Similar to the main module, optuna/optuna, the test code under optuna/tests is carefully maintained to meet certain quality requirements. That is:

  • the test code is based on common principles of software design such as SOLID and DRY;
  • the test code is readable; for example, the name of a testing method sufficiently describes the purpose;
  • the test code is non-redundant; for example, multiple test cases should not exist for a single equivalence class.

In addition, the testing code is designed to avoid the Fragile Test problem. Below are typical anti-patterns that make the tests fragile:

  • a test case has side effects to other test cases;
  • a test case invokes private methods/variables encapsulated in another class;
  • a test case depends on unstable APIs or libraries;
  • etc.

See also XUnit Test Patterns for tips to improve the quality of test code.

Conventions of file name and structure

Under optuna/tests, the filenames and directory structure reflect the main optuna/optuna module.
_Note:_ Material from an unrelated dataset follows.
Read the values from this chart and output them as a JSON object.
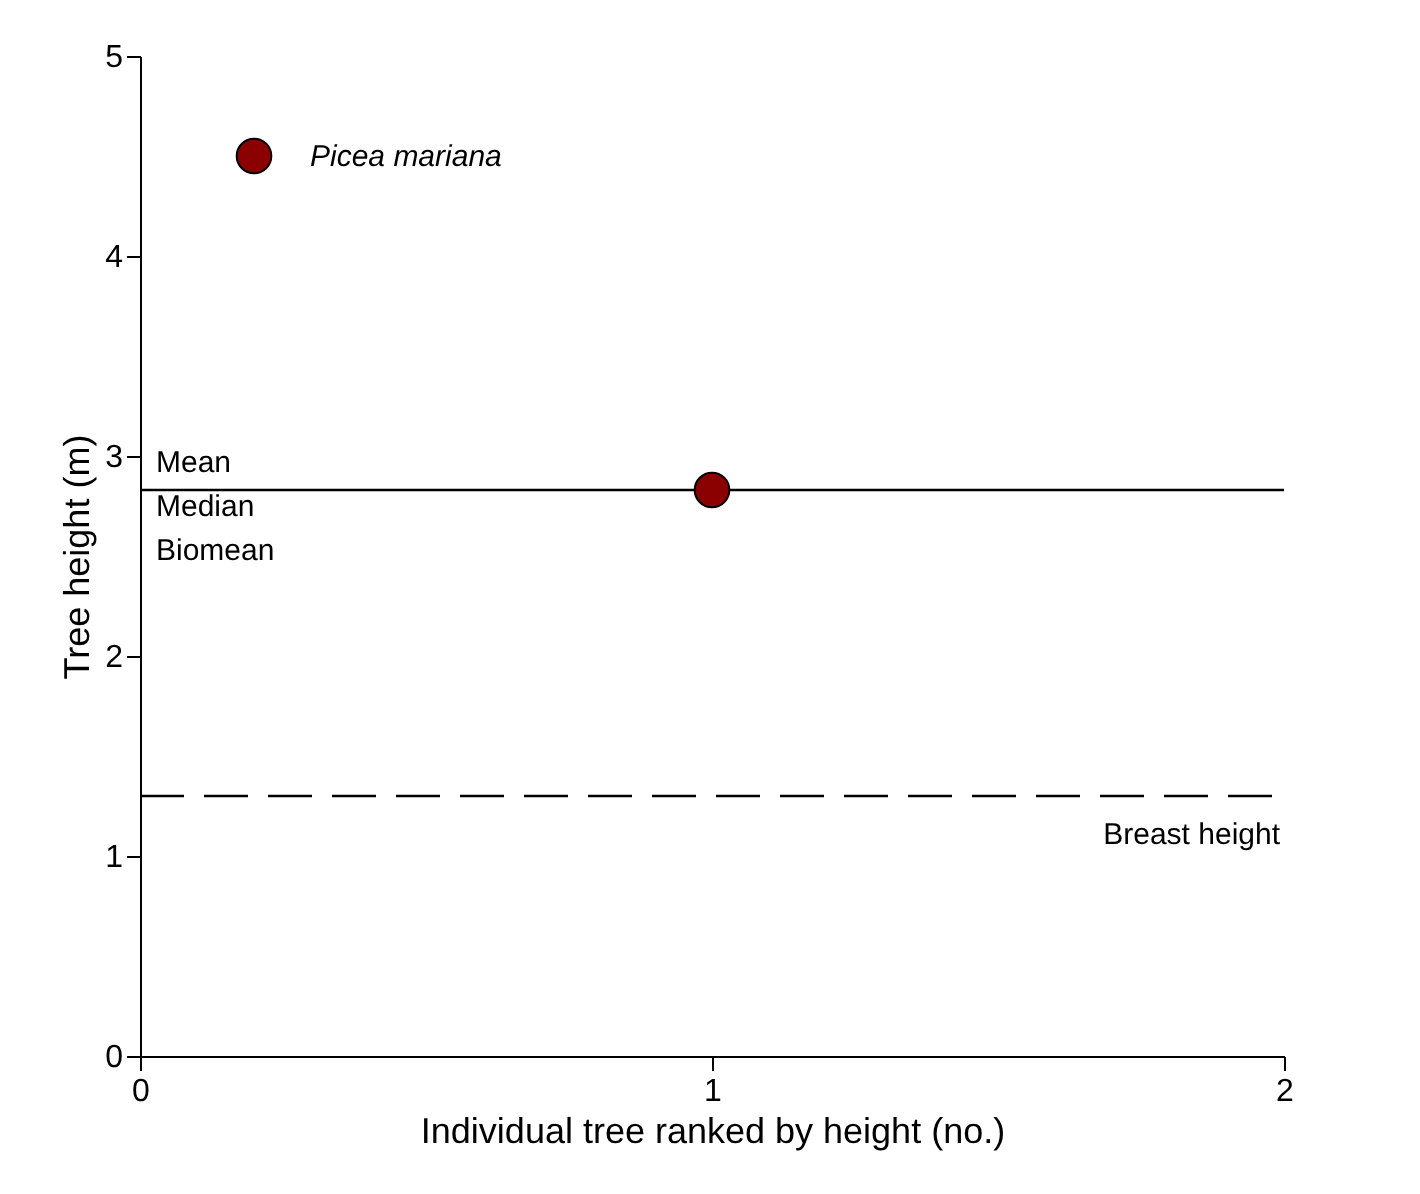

The test cases are placed in the most reasonable place. For example, the test cases of optuna.logging are written in optuna/tests/test_logging.py. Test cases specific to optuna.storages._rdb.models are not written in optuna/test/storage_test/test_storages.py.

If multiple classes/functions have duplicated test patterns, they are merged and placed in the common vertex module, and parametrized with pytest.mark.parametrize. For example, the common tests of sampler classes are placed in optuna/tests/sampler_tests/test_samplers.py. A common, parameterized test case should avoid conditional test logic that deals with specific classes/functions.
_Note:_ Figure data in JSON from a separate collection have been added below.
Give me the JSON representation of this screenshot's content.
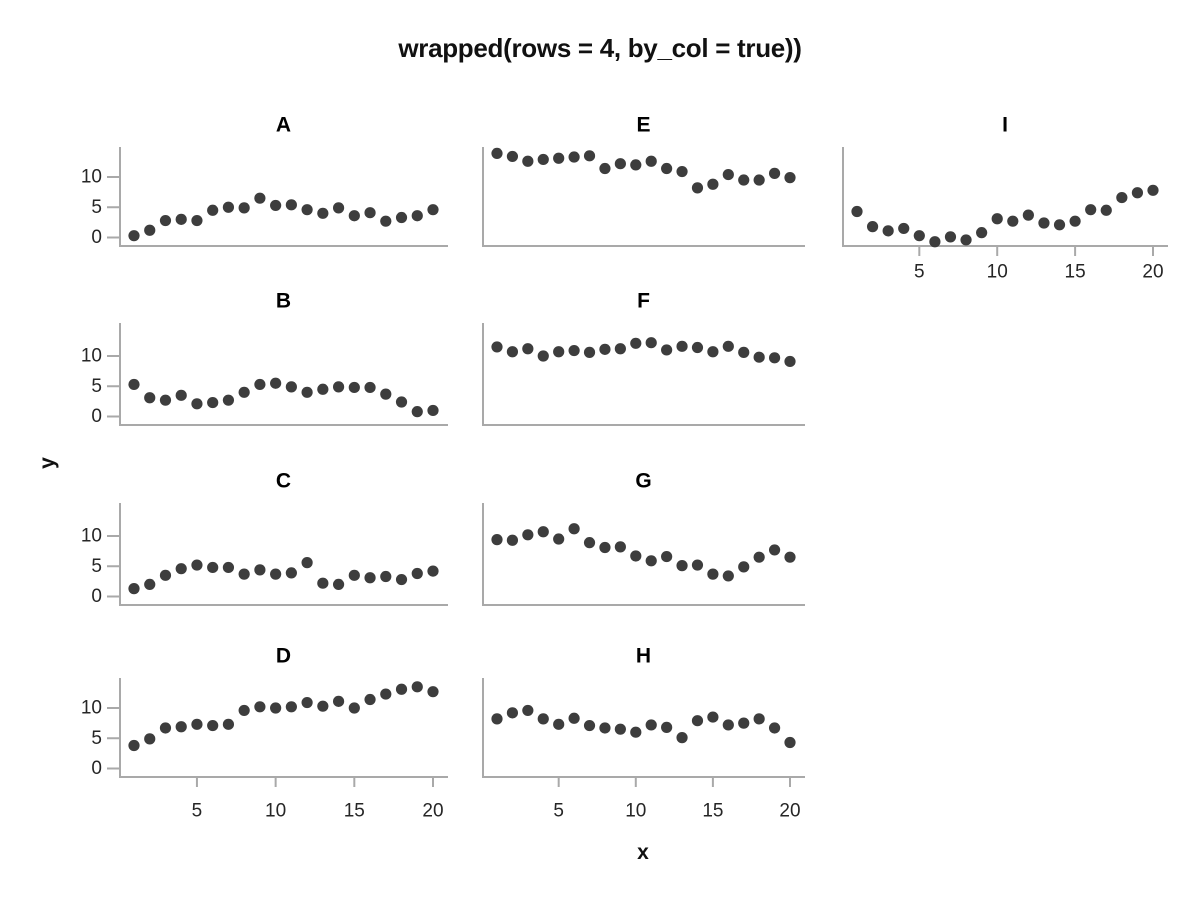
{
  "chart_data": {
    "type": "scatter",
    "title": "wrapped(rows = 4, by_col = true))",
    "xlabel": "x",
    "ylabel": "y",
    "x": [
      1,
      2,
      3,
      4,
      5,
      6,
      7,
      8,
      9,
      10,
      11,
      12,
      13,
      14,
      15,
      16,
      17,
      18,
      19,
      20
    ],
    "x_ticks": [
      5,
      10,
      15,
      20
    ],
    "y_ticks": [
      0,
      5,
      10
    ],
    "xlim": [
      0,
      21
    ],
    "ylim": [
      -1.6,
      15
    ],
    "grid": false,
    "legend": "none",
    "point_color": "#3d3d3d",
    "axis_color": "#a9a9a9",
    "tick_label_color": "#262626",
    "facet_layout": {
      "rows": 4,
      "cols": 3,
      "by_col": true
    },
    "panels": [
      {
        "label": "A",
        "row": 0,
        "col": 0,
        "y_axis": true,
        "x_axis": false,
        "values": [
          0.3,
          1.2,
          2.8,
          3.0,
          2.8,
          4.5,
          5.0,
          4.9,
          6.5,
          5.3,
          5.4,
          4.6,
          4.0,
          4.9,
          3.6,
          4.1,
          2.7,
          3.3,
          3.6,
          4.6
        ]
      },
      {
        "label": "B",
        "row": 1,
        "col": 0,
        "y_axis": true,
        "x_axis": false,
        "values": [
          5.3,
          3.1,
          2.7,
          3.5,
          2.1,
          2.3,
          2.7,
          4.0,
          5.3,
          5.5,
          4.9,
          4.0,
          4.5,
          4.9,
          4.8,
          4.8,
          3.7,
          2.4,
          0.8,
          1.0
        ]
      },
      {
        "label": "C",
        "row": 2,
        "col": 0,
        "y_axis": true,
        "x_axis": false,
        "values": [
          1.3,
          2.0,
          3.5,
          4.6,
          5.2,
          4.8,
          4.8,
          3.7,
          4.4,
          3.7,
          3.9,
          5.6,
          2.2,
          2.0,
          3.5,
          3.1,
          3.3,
          2.8,
          3.8,
          4.2
        ]
      },
      {
        "label": "D",
        "row": 3,
        "col": 0,
        "y_axis": true,
        "x_axis": true,
        "values": [
          3.8,
          4.9,
          6.7,
          6.9,
          7.3,
          7.1,
          7.3,
          9.6,
          10.2,
          10.0,
          10.2,
          10.9,
          10.3,
          11.1,
          10.0,
          11.4,
          12.3,
          13.1,
          13.5,
          12.7
        ]
      },
      {
        "label": "E",
        "row": 0,
        "col": 1,
        "y_axis": false,
        "x_axis": false,
        "values": [
          13.9,
          13.4,
          12.6,
          12.9,
          13.1,
          13.3,
          13.5,
          11.4,
          12.2,
          12.0,
          12.6,
          11.4,
          10.9,
          8.2,
          8.8,
          10.4,
          9.5,
          9.5,
          10.6,
          9.9
        ]
      },
      {
        "label": "F",
        "row": 1,
        "col": 1,
        "y_axis": false,
        "x_axis": false,
        "values": [
          11.5,
          10.7,
          11.2,
          10.0,
          10.7,
          10.9,
          10.6,
          11.1,
          11.2,
          12.1,
          12.2,
          11.0,
          11.6,
          11.4,
          10.7,
          11.6,
          10.6,
          9.8,
          9.7,
          9.1
        ]
      },
      {
        "label": "G",
        "row": 2,
        "col": 1,
        "y_axis": false,
        "x_axis": false,
        "values": [
          9.4,
          9.3,
          10.2,
          10.7,
          9.5,
          11.2,
          8.9,
          8.1,
          8.2,
          6.7,
          5.9,
          6.6,
          5.1,
          5.2,
          3.7,
          3.4,
          4.9,
          6.5,
          7.7,
          6.5
        ]
      },
      {
        "label": "H",
        "row": 3,
        "col": 1,
        "y_axis": false,
        "x_axis": true,
        "values": [
          8.2,
          9.2,
          9.6,
          8.2,
          7.3,
          8.3,
          7.1,
          6.7,
          6.5,
          6.0,
          7.2,
          6.8,
          5.1,
          7.9,
          8.5,
          7.2,
          7.5,
          8.2,
          6.7,
          4.3
        ]
      },
      {
        "label": "I",
        "row": 0,
        "col": 2,
        "y_axis": false,
        "x_axis": true,
        "values": [
          4.3,
          1.8,
          1.1,
          1.5,
          0.3,
          -0.7,
          0.1,
          -0.4,
          0.8,
          3.1,
          2.7,
          3.7,
          2.4,
          2.1,
          2.7,
          4.6,
          4.5,
          6.6,
          7.4,
          7.8
        ]
      }
    ]
  }
}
Analysis of input values and edge cases

With sufficient boundary value analysis and equivalence partitioning, test cases are written for each equivalence class. Not only the happy paths, but edge cases and error conditions are carefully analyzed. Below are typical edge cases in Optuna tests:

  • typical edge cases with Python:
    • None, empty list, empty string, etc.
  • typical edge cases with numerical calculation:
    • NaN, inf, -inf, negative values, etc.
  • Optuna specific edge cases:
    • a study contains no trial;
    • should_prune() is invoked without any reported intermediate value;
    • sample_independent() is invoked when BaseDistribution.single() is True;
    • etc.

Private APIs

In Optuna, private methods and functions are also tested. Note that, unreasonable testing on the private API may cause the Fragile Tests problem especially when the API is still unstable. If an API is unstable or hard to test, it should be refactored with more testable design and architecture, instead of adding unreasonable, fragile test cases.

Testing utilities

Copying and pasting test code directly harms the code quality. To keep the code DRY, duplicated logic is abstracted and put in the optuna.testing module.

Reproducibility

A seed argument is provided if a sampler, pruner, or any other class/function has randomness. The reproducibility is tested in its unit tests. In principle, the reproducibility tests focus on only single-worker scenarios. Multi-worker scenarios need not be tested, because Optuna does not guarantee any reproducibility of parallel optimization. In addition, the reproducibility of optimization performance is not covered with unit tests but with the performance benchmarks.

Coverage

A coverage report is uploaded to CodeCov for each pull request. Although we do not have a strict acceptance criteria of coverage scores, those values should be carefully checked to reconsider test cases and related software design, especially in the following cases:

  • the overall coverage score drastically decreases;
  • a class/module has extremely low coverage;
  • test cases do not cover specific branches of an if-statement.

Performance Testing

The optuna/benchmarks directory contains the scripts to evaluate optimization performance of sampling/pruning algorithms. Using those scripts, we try to ensure that no performance degradation occurs, whenever a pull request has any impact on existing Optuna algorithms. In addition, when a new algorithm is implemented, we compare its performances with those of existing algorithms and carefully discuss the advantages of merging the new one.

Visualization Modules

In Optuna, optuna.visualization modules are tested with unit testing and visual regression testing. Unit testing generally focuses on the verification of a small unit of source code, like a method or a function. Visual regression testing is better suited for verifying the entire logic, including visualization libraries such as plotly and matplotlib.